Can you share a favorite recipe?

The following recipe is one my husband, Nicholas, and I concocted together about a year ago. It’s easy to whip up and makes for a tasty and refreshing light main course or side!


Spicy Quinoa Salad with Spinach and Mandarin Oranges


For salad:

1 cup quinoa

1/2 sweet onion

4 cups spinach (or substitute your favorite greens)

2 or 3 mandarin oranges (peeled and cut in chunks)

1/3 cup almond slivers (toasted optional)


                For dressing:

2 lemons (juiced)

2 jalapeños (juiced)

2 cloves garlic (juiced)

1/4 cup olive oil

1/4 cup apple cider vinegar

Combine all ingredients to make the dressing.
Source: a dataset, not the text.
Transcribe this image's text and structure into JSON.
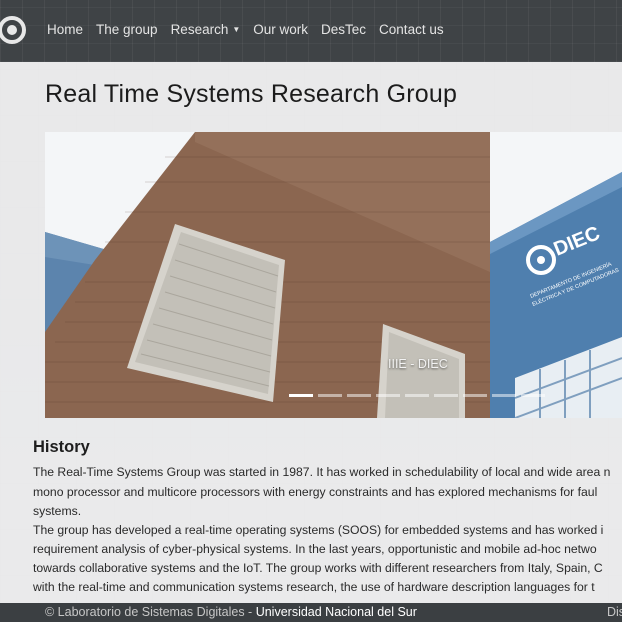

If you don’t have a juicer, dice

jalapeños and garlic.



Cook quinoa in rice cooker or on stove top (if you have a rice cooker, it will make the quinoa a lovely, fluffy texture!) Sauté 1/2 onion and set aside. Toast almonds (optional) and set aside. Add quinoa, onion, spinach and chunks of orange together and mix well with dressing. Add almonds last. Sometimes I play with this salad a bit, sautéing fennel with the onion or adding ginger to the dressing. One time when I was unable to find good mandarins, I enlisted in mangos instead! Feel free to make this salad your own!